Ces raisons de circonstance ont donc maintenant disparu – la Section clinique n'est aucunement menacée - et c'est bien ce qui oblige à une redéfinition, en tout cas pour moi, de ce que je fais ici. Je serai plutôt tenté de considérer que je recommence ici le cours que j'ai donné à Vincennes depuis 1972-73, sous le titre de "L'orientation lacanienne", et qui s'est poursuivi ainsi d'année en année, sur sept ans au total, jusqu'en 1978-79. J'avais interrompu cette série lorsque le déménagement de Vincennes était apparu inéluctable - ça me gâchait le plaisir d'y parler. Alors, sept ans de vache maigre ou de vache grasse, c'est selon.
Стало быть, эти косвенные причины теперь исчезли — Клинической Секции ничто не угрожает, — и именно это требует переопределения, во всяком случае для меня, того, что я делаю здесь. Скорее, я был бы склонен считать, что здесь я снова начинаю курс, который я читал в Венсене с 1972-1973 года под названием «Лакановская ориентация», и который продолжался таким образом из года в год в общей сложности семь лет до 1978-1979 года. Я прервал эту серию, когда переезд из Венсенна казался неизбежным — это испортило мне удовольствие говорить там. Итак, семь скудных или плодотворных лет — это как посмотреть.
Seulement, je ne peux pas dire que je poursuis ici purement et simplement la même chose. Il y a à ça plusieurs raisons. La première, fondamentale, c'est la disparition de Jacques Lacan. J'aurais aimé évoquer ça devant un auditoire dont les participants n'auraient pas été sélectionnés - ça n'en exclut aucun d'entre vous, c'est une question d'aise pour moi. Deuxièmement, c'est que le rapport de ce cours avec l'institution analytique n'est plus le même. Troisièmement, je dirai que ma place à moi n'est plus aussi exactement la même. Bien que vous ayez toutes les raisons de vous en fiche, puisque c'est, après tout, mon affaire, je vais quand même évoquer rapidement ces trois points-là. Cela m'est nécessaire pour commencer.
Только я не могу сказать, что я продолжаю здесь попросту то же самое. Для этого есть несколько причин. Первая, основная, — это исчезновение (disparition) Жака Лакана. Я хотел бы предаться воспоминаниям об этом перед аудиторией, участники которой не были бы отобранными (sélectionnés) — это не исключает ни одного из вас, это вопрос комфорта для меня. Вторая — отношение этого курса к аналитической институции уже не является тем же самым. Третья — я скажу, что и мое место также является уже совсем не тем же самым. Хотя вы имеете все основания плевать на это, поскольку это, в конце концов, мое дело, я все же быстро затрону эти три пункта. Это мне необходимо, чтобы начать.

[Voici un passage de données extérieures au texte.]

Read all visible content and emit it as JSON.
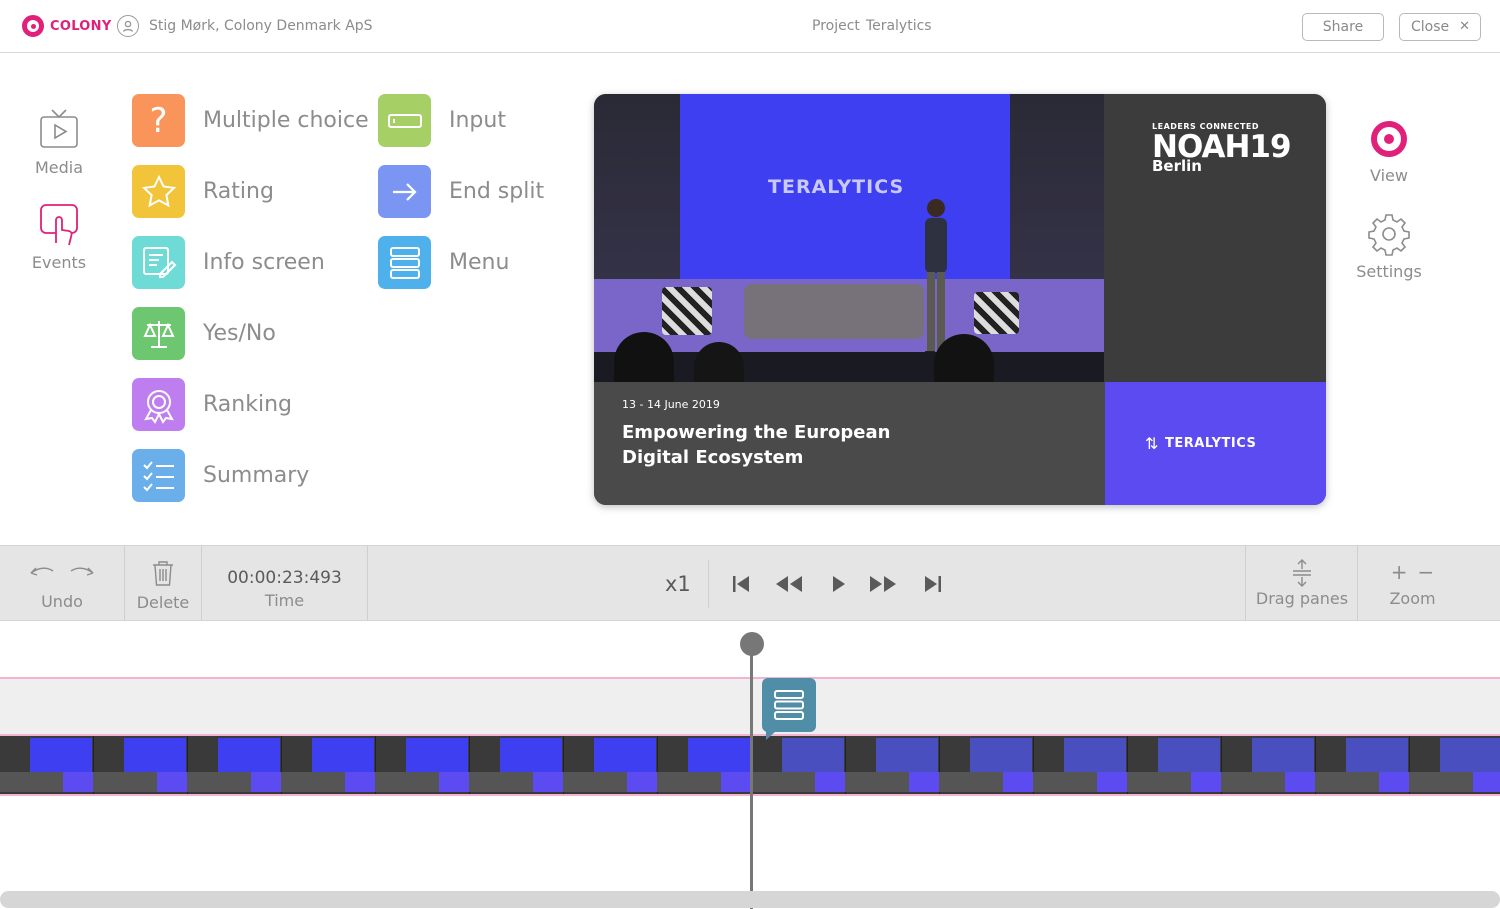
{
  "header": {
    "logo_text": "COLONY",
    "user": "Stig Mørk, Colony Denmark ApS",
    "project_label": "Project",
    "project_name": "Teralytics",
    "share_label": "Share",
    "close_label": "Close"
  },
  "sidebar": {
    "items": [
      {
        "label": "Media",
        "icon": "tv-play-icon"
      },
      {
        "label": "Events",
        "icon": "touch-icon"
      }
    ]
  },
  "question_types": {
    "col1": [
      {
        "label": "Multiple choice",
        "icon": "question-mark-icon",
        "color": "#f9945a"
      },
      {
        "label": "Rating",
        "icon": "star-icon",
        "color": "#f2c43a"
      },
      {
        "label": "Info screen",
        "icon": "info-edit-icon",
        "color": "#6fdbd6"
      },
      {
        "label": "Yes/No",
        "icon": "scales-icon",
        "color": "#6cc770"
      },
      {
        "label": "Ranking",
        "icon": "badge-icon",
        "color": "#bf7ef0"
      },
      {
        "label": "Summary",
        "icon": "checklist-icon",
        "color": "#6aafe9"
      }
    ],
    "col2": [
      {
        "label": "Input",
        "icon": "input-field-icon",
        "color": "#a6cf66"
      },
      {
        "label": "End split",
        "icon": "arrow-right-icon",
        "color": "#7b96f2"
      },
      {
        "label": "Menu",
        "icon": "menu-stack-icon",
        "color": "#4fb1ec"
      }
    ]
  },
  "preview": {
    "screen_brand": "TERALYTICS",
    "event_tagline": "LEADERS CONNECTED",
    "event_name": "NOAH19",
    "event_city": "Berlin",
    "date": "13 - 14 June 2019",
    "headline": "Empowering the European Digital Ecosystem",
    "sponsor": "TERALYTICS"
  },
  "right_panel": {
    "view_label": "View",
    "settings_label": "Settings"
  },
  "toolbar": {
    "undo_label": "Undo",
    "delete_label": "Delete",
    "time_value": "00:00:23:493",
    "time_label": "Time",
    "speed": "x1",
    "drag_label": "Drag panes",
    "zoom_label": "Zoom"
  },
  "colors": {
    "accent": "#e0207a",
    "event_marker": "#4f8ea6",
    "track_border": "#f2b4d2"
  }
}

D'abord la mort de Jacques Lacan. Vous n'avez pas à attendre de moi une oraison funèbre de Lacan. On a pu en entendre plusieurs ces jours derniers, dans le cadre institutionnel qui convenait. Pour celles que j'ai pu entendre, je dirai que c'était des oraisons de la meilleure veine. Si je ne fais pas d'oraison funèbre de Jacques Lacan, c'est que je l'ai déjà prononcée en 1974, à Rome. C'est, en tout cas, ce qu'on m'avait alors imputé d'avoir fait. Evidemment, une oraison funèbre du vivant de l'intéressé et devant lui, c'est un peu paradoxal, mais puisqu'on me l'a imputée, je ne vois pas pourquoi je refuserai ça. Ca lui avait au moins permis de donner son avis là-dessus. Après tout, c'est un avantage.

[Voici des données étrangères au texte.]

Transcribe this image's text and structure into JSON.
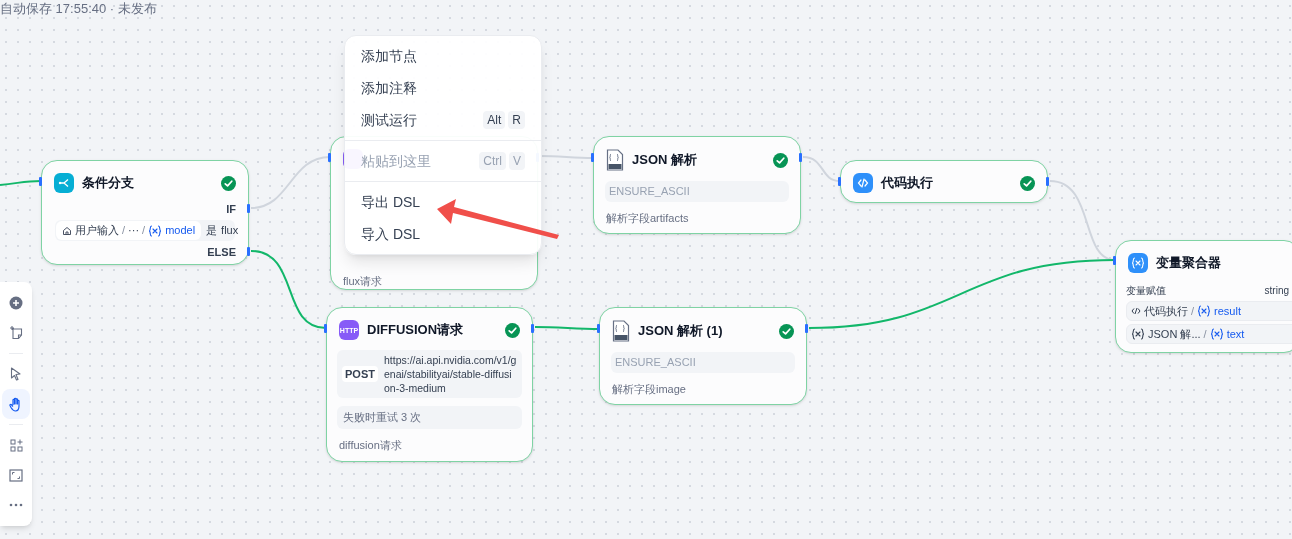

Во-первых, смерть Жака Лакана. Не ждите от меня надгробной речи о Лакане. Некоторые из них мы слышали в последние дни в соответствующих институциональных рамках. О тех выступлениях, что я слышал, скажу, что это были речи в лучшем ключе. Если я не держу надгробную речь о Жаке Лакане, то это потому, что я уже ее произнес в 1974 году в Риме. Во всяком случае, это то, что было мне вменено. Очевидно, что немного парадоксально произносить надгробную речь при жизни заинтересованного лица и в его присутствии, но так как она была приписана мне, я не понимаю, зачем мне от нее отказываться. По крайней мере, ему это позволило высказаться по этому поводу. В конце концов, это — преимущество.

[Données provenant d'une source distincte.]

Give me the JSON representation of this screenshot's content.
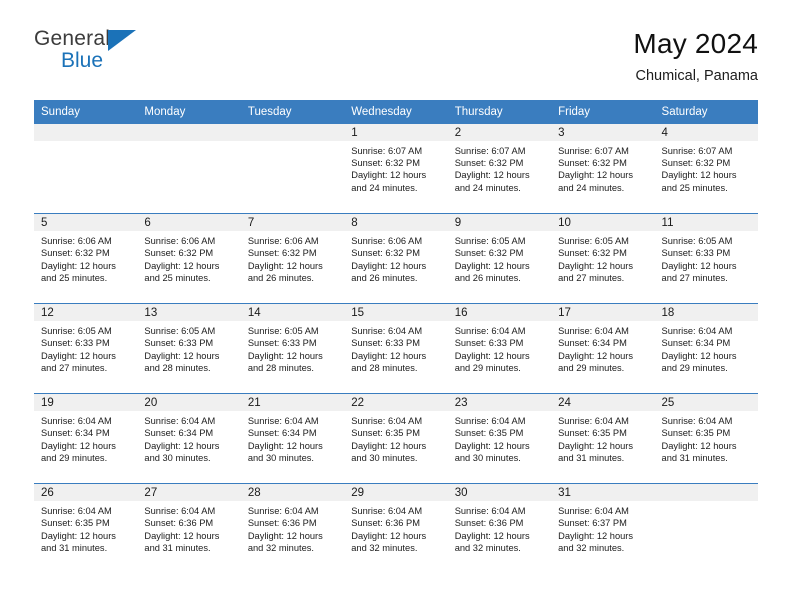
{
  "brand": {
    "name_top": "General",
    "name_bottom": "Blue",
    "triangle_color": "#1b72b8"
  },
  "header": {
    "title": "May 2024",
    "subtitle": "Chumical, Panama"
  },
  "theme": {
    "header_bg": "#3a7dbf",
    "header_text": "#ffffff",
    "daynum_bg": "#f0f0f0",
    "grid_line": "#3a7dbf",
    "cell_bg": "#ffffff"
  },
  "calendar": {
    "weekday_headers": [
      "Sunday",
      "Monday",
      "Tuesday",
      "Wednesday",
      "Thursday",
      "Friday",
      "Saturday"
    ],
    "weeks": [
      [
        {
          "day": "",
          "blank": true,
          "sunrise": "",
          "sunset": "",
          "daylight_line1": "",
          "daylight_line2": ""
        },
        {
          "day": "",
          "blank": true,
          "sunrise": "",
          "sunset": "",
          "daylight_line1": "",
          "daylight_line2": ""
        },
        {
          "day": "",
          "blank": true,
          "sunrise": "",
          "sunset": "",
          "daylight_line1": "",
          "daylight_line2": ""
        },
        {
          "day": "1",
          "blank": false,
          "sunrise": "Sunrise: 6:07 AM",
          "sunset": "Sunset: 6:32 PM",
          "daylight_line1": "Daylight: 12 hours",
          "daylight_line2": "and 24 minutes."
        },
        {
          "day": "2",
          "blank": false,
          "sunrise": "Sunrise: 6:07 AM",
          "sunset": "Sunset: 6:32 PM",
          "daylight_line1": "Daylight: 12 hours",
          "daylight_line2": "and 24 minutes."
        },
        {
          "day": "3",
          "blank": false,
          "sunrise": "Sunrise: 6:07 AM",
          "sunset": "Sunset: 6:32 PM",
          "daylight_line1": "Daylight: 12 hours",
          "daylight_line2": "and 24 minutes."
        },
        {
          "day": "4",
          "blank": false,
          "sunrise": "Sunrise: 6:07 AM",
          "sunset": "Sunset: 6:32 PM",
          "daylight_line1": "Daylight: 12 hours",
          "daylight_line2": "and 25 minutes."
        }
      ],
      [
        {
          "day": "5",
          "blank": false,
          "sunrise": "Sunrise: 6:06 AM",
          "sunset": "Sunset: 6:32 PM",
          "daylight_line1": "Daylight: 12 hours",
          "daylight_line2": "and 25 minutes."
        },
        {
          "day": "6",
          "blank": false,
          "sunrise": "Sunrise: 6:06 AM",
          "sunset": "Sunset: 6:32 PM",
          "daylight_line1": "Daylight: 12 hours",
          "daylight_line2": "and 25 minutes."
        },
        {
          "day": "7",
          "blank": false,
          "sunrise": "Sunrise: 6:06 AM",
          "sunset": "Sunset: 6:32 PM",
          "daylight_line1": "Daylight: 12 hours",
          "daylight_line2": "and 26 minutes."
        },
        {
          "day": "8",
          "blank": false,
          "sunrise": "Sunrise: 6:06 AM",
          "sunset": "Sunset: 6:32 PM",
          "daylight_line1": "Daylight: 12 hours",
          "daylight_line2": "and 26 minutes."
        },
        {
          "day": "9",
          "blank": false,
          "sunrise": "Sunrise: 6:05 AM",
          "sunset": "Sunset: 6:32 PM",
          "daylight_line1": "Daylight: 12 hours",
          "daylight_line2": "and 26 minutes."
        },
        {
          "day": "10",
          "blank": false,
          "sunrise": "Sunrise: 6:05 AM",
          "sunset": "Sunset: 6:32 PM",
          "daylight_line1": "Daylight: 12 hours",
          "daylight_line2": "and 27 minutes."
        },
        {
          "day": "11",
          "blank": false,
          "sunrise": "Sunrise: 6:05 AM",
          "sunset": "Sunset: 6:33 PM",
          "daylight_line1": "Daylight: 12 hours",
          "daylight_line2": "and 27 minutes."
        }
      ],
      [
        {
          "day": "12",
          "blank": false,
          "sunrise": "Sunrise: 6:05 AM",
          "sunset": "Sunset: 6:33 PM",
          "daylight_line1": "Daylight: 12 hours",
          "daylight_line2": "and 27 minutes."
        },
        {
          "day": "13",
          "blank": false,
          "sunrise": "Sunrise: 6:05 AM",
          "sunset": "Sunset: 6:33 PM",
          "daylight_line1": "Daylight: 12 hours",
          "daylight_line2": "and 28 minutes."
        },
        {
          "day": "14",
          "blank": false,
          "sunrise": "Sunrise: 6:05 AM",
          "sunset": "Sunset: 6:33 PM",
          "daylight_line1": "Daylight: 12 hours",
          "daylight_line2": "and 28 minutes."
        },
        {
          "day": "15",
          "blank": false,
          "sunrise": "Sunrise: 6:04 AM",
          "sunset": "Sunset: 6:33 PM",
          "daylight_line1": "Daylight: 12 hours",
          "daylight_line2": "and 28 minutes."
        },
        {
          "day": "16",
          "blank": false,
          "sunrise": "Sunrise: 6:04 AM",
          "sunset": "Sunset: 6:33 PM",
          "daylight_line1": "Daylight: 12 hours",
          "daylight_line2": "and 29 minutes."
        },
        {
          "day": "17",
          "blank": false,
          "sunrise": "Sunrise: 6:04 AM",
          "sunset": "Sunset: 6:34 PM",
          "daylight_line1": "Daylight: 12 hours",
          "daylight_line2": "and 29 minutes."
        },
        {
          "day": "18",
          "blank": false,
          "sunrise": "Sunrise: 6:04 AM",
          "sunset": "Sunset: 6:34 PM",
          "daylight_line1": "Daylight: 12 hours",
          "daylight_line2": "and 29 minutes."
        }
      ],
      [
        {
          "day": "19",
          "blank": false,
          "sunrise": "Sunrise: 6:04 AM",
          "sunset": "Sunset: 6:34 PM",
          "daylight_line1": "Daylight: 12 hours",
          "daylight_line2": "and 29 minutes."
        },
        {
          "day": "20",
          "blank": false,
          "sunrise": "Sunrise: 6:04 AM",
          "sunset": "Sunset: 6:34 PM",
          "daylight_line1": "Daylight: 12 hours",
          "daylight_line2": "and 30 minutes."
        },
        {
          "day": "21",
          "blank": false,
          "sunrise": "Sunrise: 6:04 AM",
          "sunset": "Sunset: 6:34 PM",
          "daylight_line1": "Daylight: 12 hours",
          "daylight_line2": "and 30 minutes."
        },
        {
          "day": "22",
          "blank": false,
          "sunrise": "Sunrise: 6:04 AM",
          "sunset": "Sunset: 6:35 PM",
          "daylight_line1": "Daylight: 12 hours",
          "daylight_line2": "and 30 minutes."
        },
        {
          "day": "23",
          "blank": false,
          "sunrise": "Sunrise: 6:04 AM",
          "sunset": "Sunset: 6:35 PM",
          "daylight_line1": "Daylight: 12 hours",
          "daylight_line2": "and 30 minutes."
        },
        {
          "day": "24",
          "blank": false,
          "sunrise": "Sunrise: 6:04 AM",
          "sunset": "Sunset: 6:35 PM",
          "daylight_line1": "Daylight: 12 hours",
          "daylight_line2": "and 31 minutes."
        },
        {
          "day": "25",
          "blank": false,
          "sunrise": "Sunrise: 6:04 AM",
          "sunset": "Sunset: 6:35 PM",
          "daylight_line1": "Daylight: 12 hours",
          "daylight_line2": "and 31 minutes."
        }
      ],
      [
        {
          "day": "26",
          "blank": false,
          "sunrise": "Sunrise: 6:04 AM",
          "sunset": "Sunset: 6:35 PM",
          "daylight_line1": "Daylight: 12 hours",
          "daylight_line2": "and 31 minutes."
        },
        {
          "day": "27",
          "blank": false,
          "sunrise": "Sunrise: 6:04 AM",
          "sunset": "Sunset: 6:36 PM",
          "daylight_line1": "Daylight: 12 hours",
          "daylight_line2": "and 31 minutes."
        },
        {
          "day": "28",
          "blank": false,
          "sunrise": "Sunrise: 6:04 AM",
          "sunset": "Sunset: 6:36 PM",
          "daylight_line1": "Daylight: 12 hours",
          "daylight_line2": "and 32 minutes."
        },
        {
          "day": "29",
          "blank": false,
          "sunrise": "Sunrise: 6:04 AM",
          "sunset": "Sunset: 6:36 PM",
          "daylight_line1": "Daylight: 12 hours",
          "daylight_line2": "and 32 minutes."
        },
        {
          "day": "30",
          "blank": false,
          "sunrise": "Sunrise: 6:04 AM",
          "sunset": "Sunset: 6:36 PM",
          "daylight_line1": "Daylight: 12 hours",
          "daylight_line2": "and 32 minutes."
        },
        {
          "day": "31",
          "blank": false,
          "sunrise": "Sunrise: 6:04 AM",
          "sunset": "Sunset: 6:37 PM",
          "daylight_line1": "Daylight: 12 hours",
          "daylight_line2": "and 32 minutes."
        },
        {
          "day": "",
          "blank": true,
          "sunrise": "",
          "sunset": "",
          "daylight_line1": "",
          "daylight_line2": ""
        }
      ]
    ]
  }
}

A vrai dire, j'ai fait une autre oraison funèbre, il y a à peu près un mois, à Buenos Aires. Là, comme je n'étais pas dans le cadre de la Section clinique, j'ai pu lancer une invitation ouverte - ce que je n'ai pas pu faire ici pour ce cours. Le résultat, à Buenos Aires, c'est qu'il y avait mille deux cents personnes, sur lesquelles il y en avait peut-être cinq ou six qui avait vu le docteur Lacan dans son cabinet de la rue de Lille.
Честно говоря, около месяца назад в Буэнос-Айресе я держал другую надгробную речь. Там, поскольку я находился не в рамках Клинической Секции, я сделал открытое приглашение, чего не смог сделать здесь для этого курса. В результате в Буэнос-Айресе оказалось тысяча двести человек, из которых, наверное, пять или шесть видели доктора Лакана в его кабинете на улице Лилль.
J'ai donc dû mettre la distance de l'Atlantique pour pouvoir faire cette oraison funèbre où je me suis occupé à démentir le "Tel qu'en lui-même l'éternité le change". Vous connaissez ce vers de Mallarmé qui est devenu un bateau, un cliché obligé. Je l'ai démenti parce que je l'avais entendu quelques jours avant, avec un accent très particulier. Je l'avais entendu dans la bouche de Luis Borges qui avait bien voulu me recevoir, me parler. Il s'était spécialement moqué de Mallarmé qu'il trouvait de mauvais goût comme poète. Il préférait de beaucoup Verlaine mais il sauvait qu'en même ce "Tel qu'en lui-même l'éternité le change".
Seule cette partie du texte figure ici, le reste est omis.